Introduction To Static Equilibrium?

[Briana]

Learning Goal: To understand the conditions necessary for static equilibrium.

Look around you, and you see a world at rest. The monitor, desk, and chair—and the building that contains them—are in a state described as static equilibrium. Indeed, it is the fundamental objective of many branches of engineering to maintain this state in spite of the presence of obvious forces imposed by gravity and static loads or the more unpredictable forces from wind and earthquakes.

The condition of static equilibrium is equivalent to the statement that the bodies involved have neither linear nor angular acceleration. Hence static mechanical equilibrium (as opposed to thermal or electrical equilibrium) requires that the forces acting on a body simultaneously satisfy two conditions:

\sum \vec{F} = 0 and \sum \vec{\tau}=0;
that is, both external forces and torques sum to zero. You have the freedom to choose any point as the origin about which to take torques.

Each of these equations is a vector equation, so each represents three independent equations for a total of six. Thus to keep a table static requires not only that it neither slides across the floor nor lifts off from it, but also that it doesn't tilt about either the x or y axis, nor can it rotate about its vertical axis.

http://session.masteringphysics.com/problemAsset/1007460/27/55544.jpg

Part A

Frequently, attention in an equilibrium situation is confined to a plane. An example would be a ladder leaning against a wall, which is in danger of slipping only in the plane perpendicular to the ground and wall. By orienting a Cartesian coordinate system so that the x and y axes are in this plane, choose which of the following sets of quantities must be zero to maintain static equilibrium in this plane.

/sigmaFx and /sigmaT_z and /sigmaF_y

Part B

As an example, consider the case of a board of length L and negligible mass. Take the x axis to be the horizontal axis along the board and the y axis to be the vertical axis perpendicular to the board. A mass of weight W is strapped to the board a distance x from the left-hand end. This is a static equilibrium problem, and a good first step is to write down the equation for the sum of all the forces in the y direction since the only nonzero forces of \sum \vec{F}=0 that exist are in the y direction.

What is \sum {F}_y?
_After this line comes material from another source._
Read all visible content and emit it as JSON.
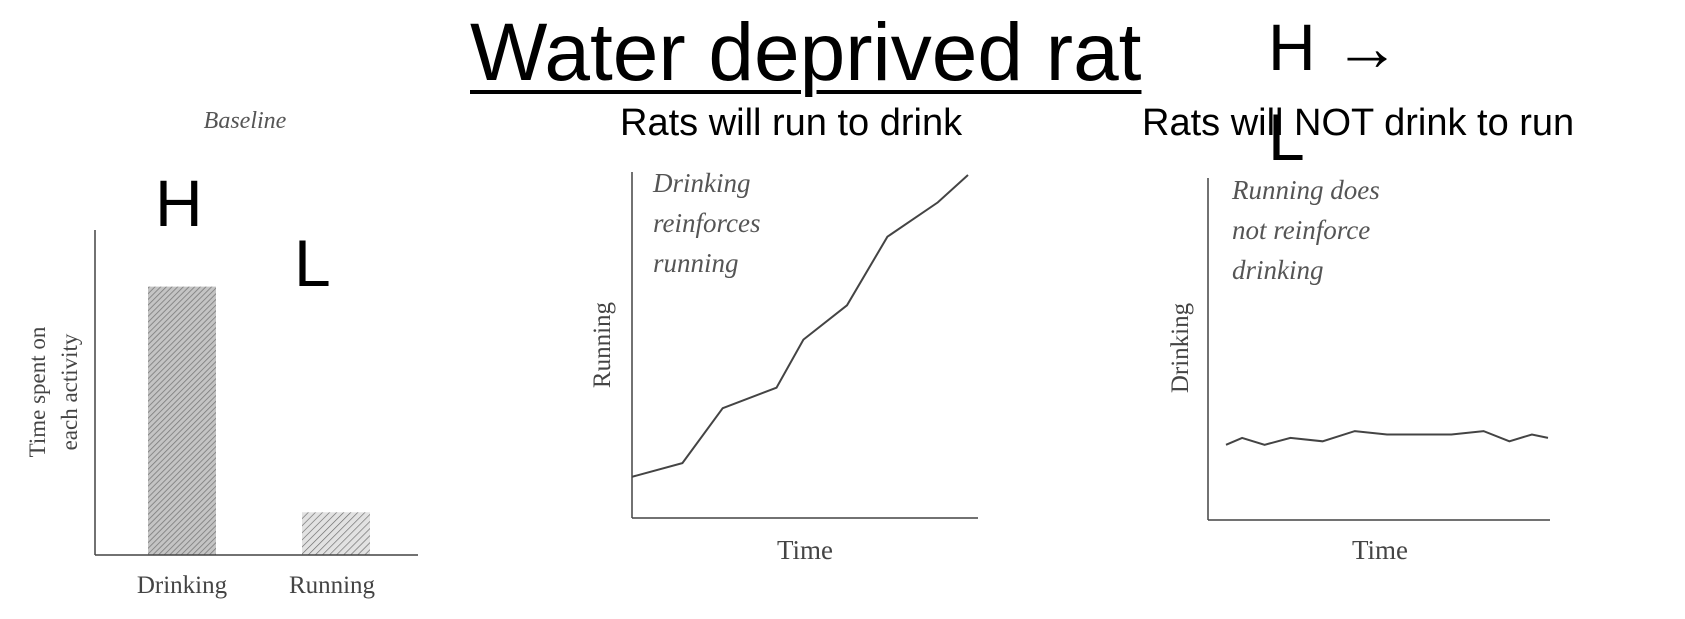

Your equation for the net force in the y direction on the board should contain all the forces acting vertically on the board.
Express your answer in terms of the weight W and the tensions in the two vertical ropes at the left and right ends T_L and T_R. Recall that positive forces point upward.

/sumF_y=0=T_L+T_R-W


The only relevant component of the torques is the z component; however, you must choose your pivot point before writing the equations. This point could be anywhere; in fact, the pivot point does not even have to be at a point on the body. You should choose this point to your advantage. Generally, the best place to locate the pivot point is where some unknown force acts; this will eliminate that force from the resulting torque equation

Part C



What is the equation that results from choosing the pivot point to be the point from which the mass hangs (where W acts)?
Express your answer in terms of the unknown quantities T_L and T_R and the known lengths x and L. Recall that counterclockwise torque is positive.

\sumTw_1z=0=-TL_x+(T_r)(L-x)

Part D



What is the equation that results from choosing the pivot point to be the left end of the plank (where T_L acts)?
Express your answer in terms of T_L, T_R, W, and the dimensions L and x. Not all of these variables may show up in the solution.

/sumTL_1z=0=-W(x)+T_rL

Part E

What is the equation that results from choosing the pivot point to be the right end of the plank (where T_R acts)?
Express your answer in terms of T_L, T_R, W, and the dimensions L and x. Not all of these variables may show up in the solution.

/sumR_1z=0=-T_LL+W(L-x)

_______________________________________________

Now these are the parts I don't understand...

Part F

Solve for T_R, the tension in the right rope.
Express your answer in terms of W and the dimensions L and x. Not all of these variables may show up in the solution.

T_R=????

Part G

Solve for T_L, the tension in the left rope.
Express your answer in terms of W and the dimensions L and x. Not all of these variables may show up in the solution.

T_L=?

Thanks!!!!!!!!!!!!

[debydete]

F) To find T_R just use the net torque eq. you wrote in part D;

T_RL - Wx = 0

T_R = W(x/L)

G) To find T_L use the net torque eq. you wrote in part E;

-T_LL + W(L-x) = 0

T_L = W[(L-x)/L]

You can check these by substituting in the Sum of Force = 0 eq you wrote in part B;

T_L + T_R - W = W[(L-x)/L] + W(x/L) - W
= W{1 - x/L + x/L -1}
= 0
It is indeed zero so you can have confidence in the solutions for T_R & T_L.